In a televised address Wednesday, Russian President Vladimir Putin said his "special military operation" would seek the "demilitarization and de-Nazification of Ukraine."
Putin's comments refer to the Kremlin's allegation that Ukraine's military is run by neo-Nazis and is a threat to Russia, The New York Times reported.
The goal "will be to defend people who for eight years are suffering persecution and genocide by the Kyiv regime," Putin said. "For this we will aim for demilitarization and denazification of Ukraine, as well as taking to court those who carried out multiple bloody crimes against civilians, including citizens of the Russian Federation."
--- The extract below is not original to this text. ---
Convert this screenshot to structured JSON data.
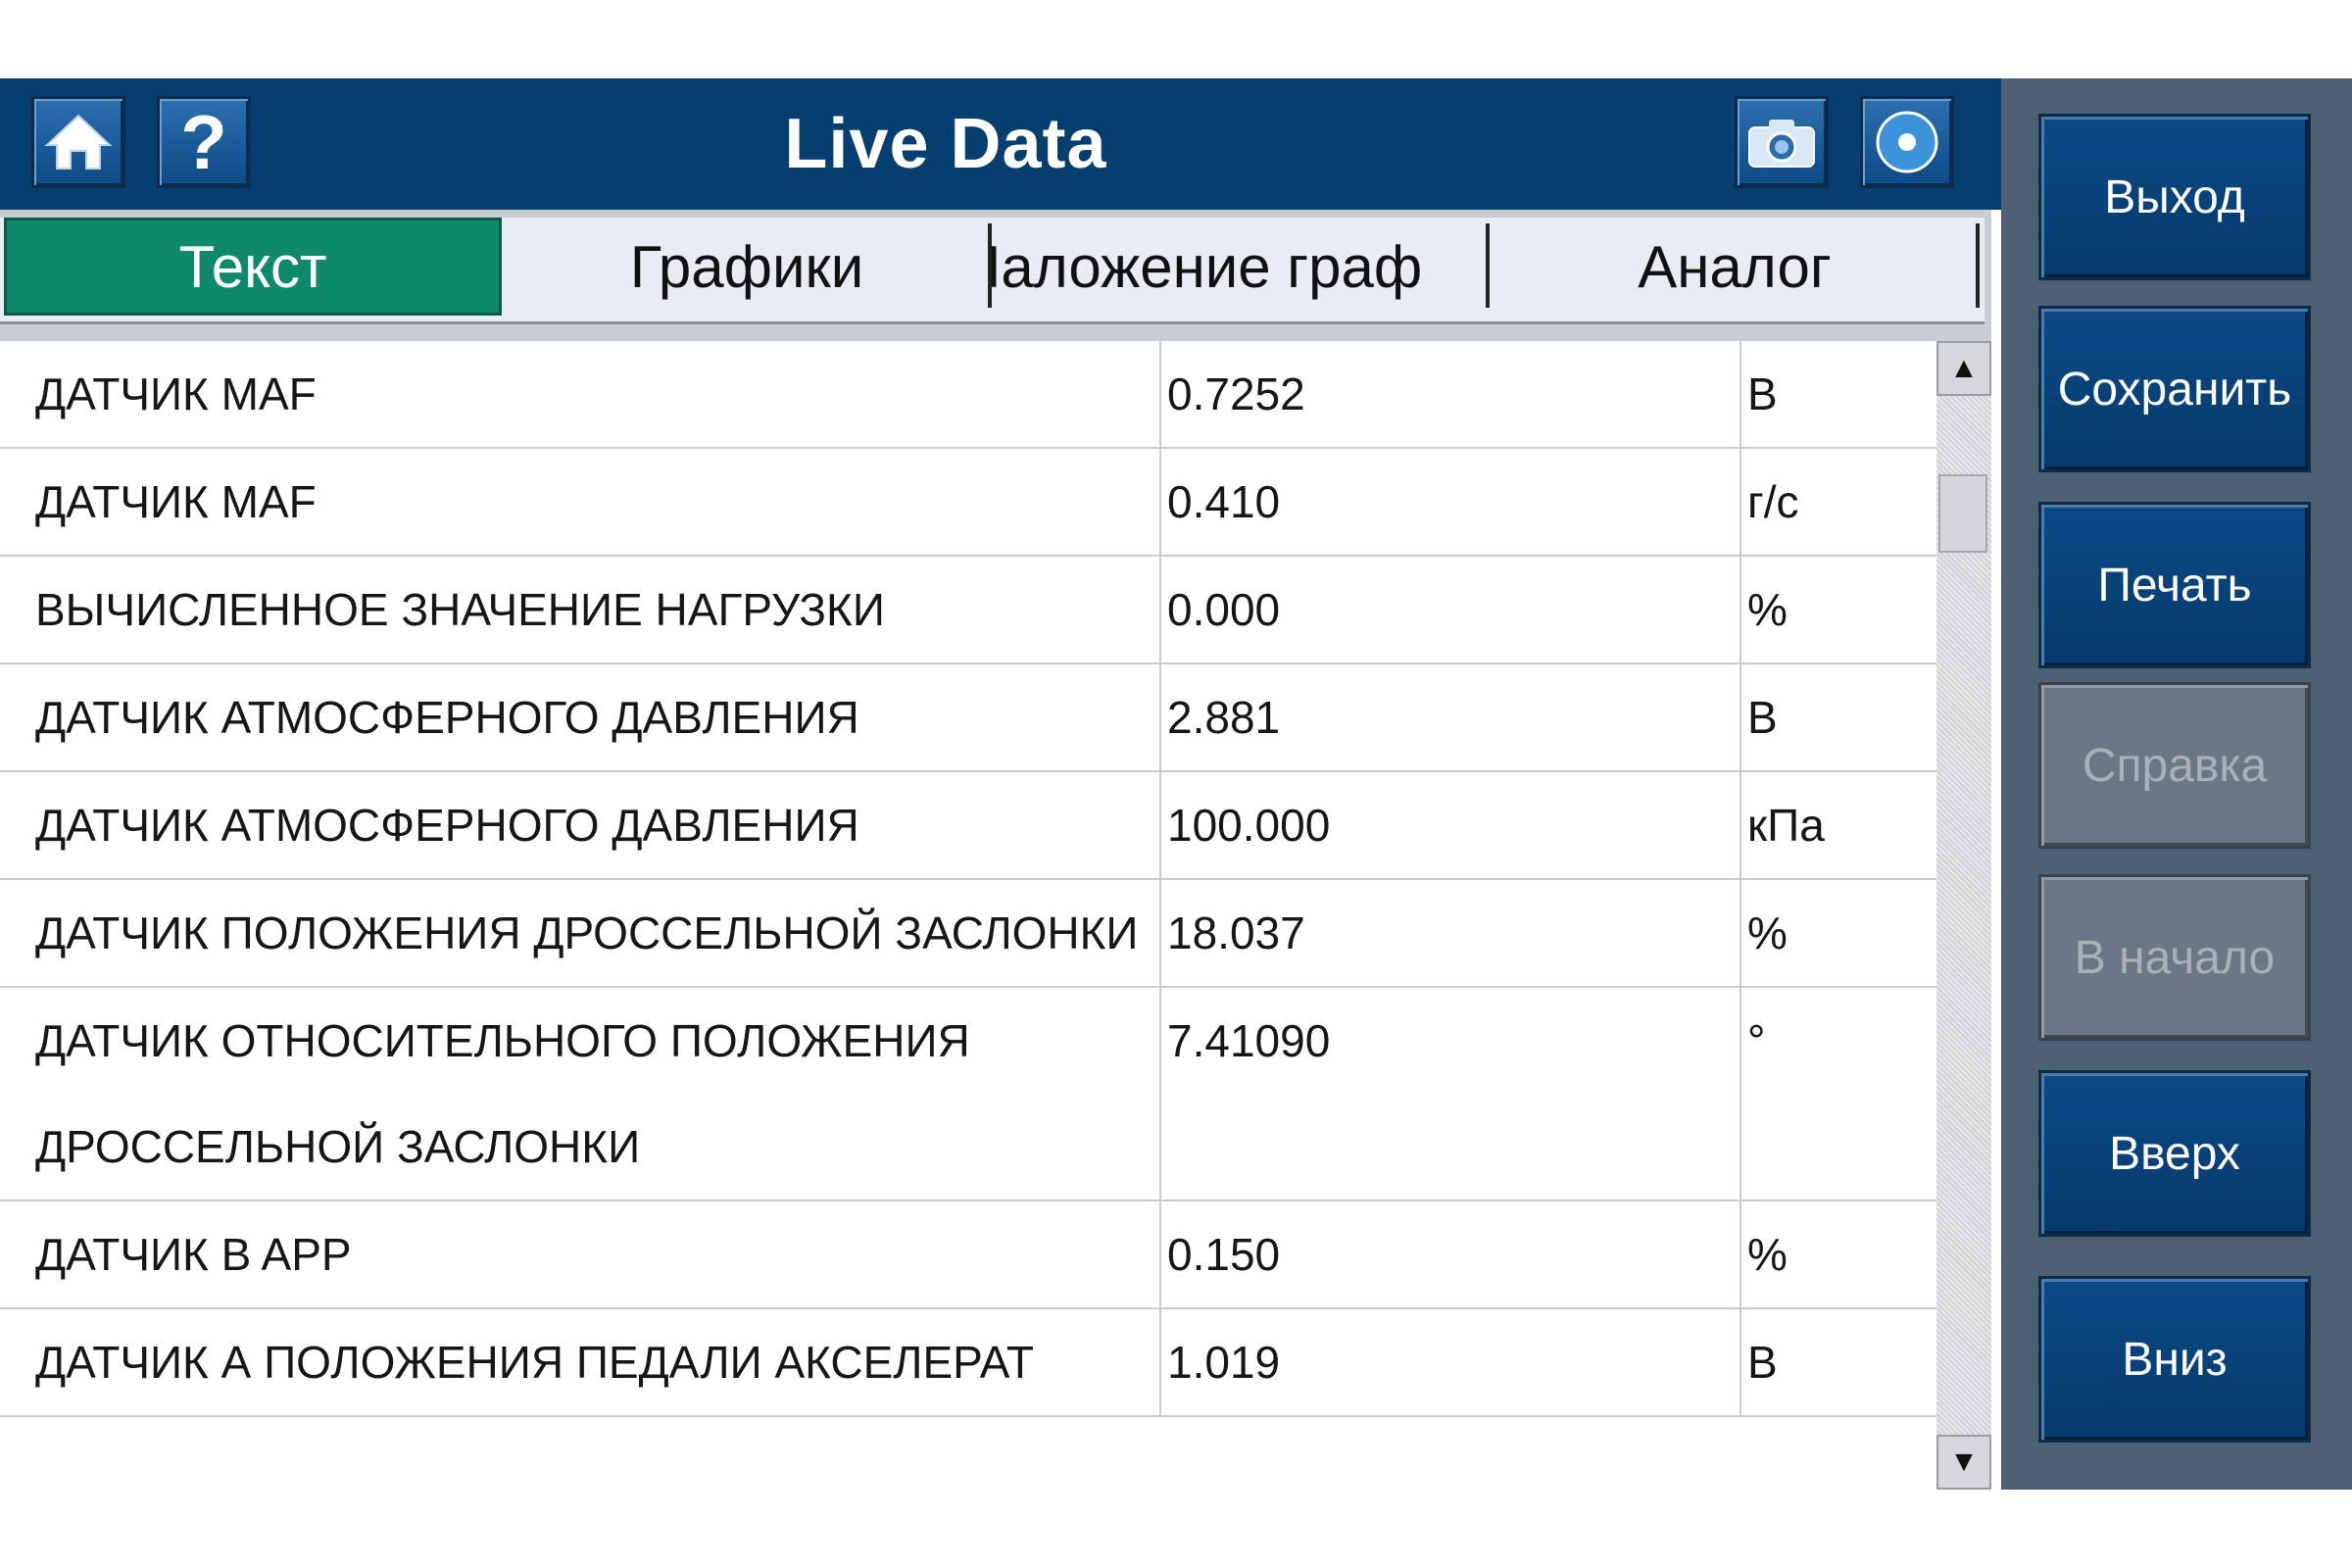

In a Thursday tweet, former U.S. Ambassador to Ukraine Steven Pifer noted that democratically elected Ukrainian President Volodymyr Zelenskyy is Jewish.
"In his attempt to justify the unjustifiable, #Russia's assault on #Ukraine, Putin referred to a fictional genocide & set goal of 'denazification of Ukraine,' a country that overwhelmingly elected a Jew president," Pifer said. "Goebbels & Hitler would have been impressed."
Responding to Putin's statement on Wednesday, Zelenskyy said, "You are told we are Nazis, but how can a people support Nazis that gave more than 8 million lives for the victory over Nazism?"
"How can I be a Nazi?" he continued. "Tell my grandpa, who went through the whole war in the infantry of the Soviet Army and died as a colonel in independent Ukraine."
Putin also said he was acting on behalf of "people who identify as Russians and want to preserve their identity, language and culture."
These people are "getting the signal that they are not wanted in Ukraine," the Russian president said.
"The policy to root out the Russian language and culture and promote assimilation carries on," he said on Monday. "The Verkhovna Rada has generated a steady flow of discriminatory bills, and the law on the so-called indigenous people has already come into force."
France 24 reported in 2019 that Zelenskyy is from the central city of Kryvyi Rih and speaks fluent Russian.
Claiming that Russia does not intend to occupy Ukraine, Putin said he was acting after receiving a plea for aid from the leaders of the Russian-backed separatist territories formed in eastern Ukraine in 2014.
"We have no evidence of Ukrainian aggression or, as Putin talked about in his speech the other day, of 'genocide' by the Ukrainian army," Nina Jankowicz, a fellow at the Wilson Center, told PBS News. "There's just no evidence that any of this exists."
In 2014, when Russia invaded Ukraine and annexed Crimea, Putin claimed to be protecting ethnic Russians. The United States rejected the Kremlin's allegations at the time that they were threatened.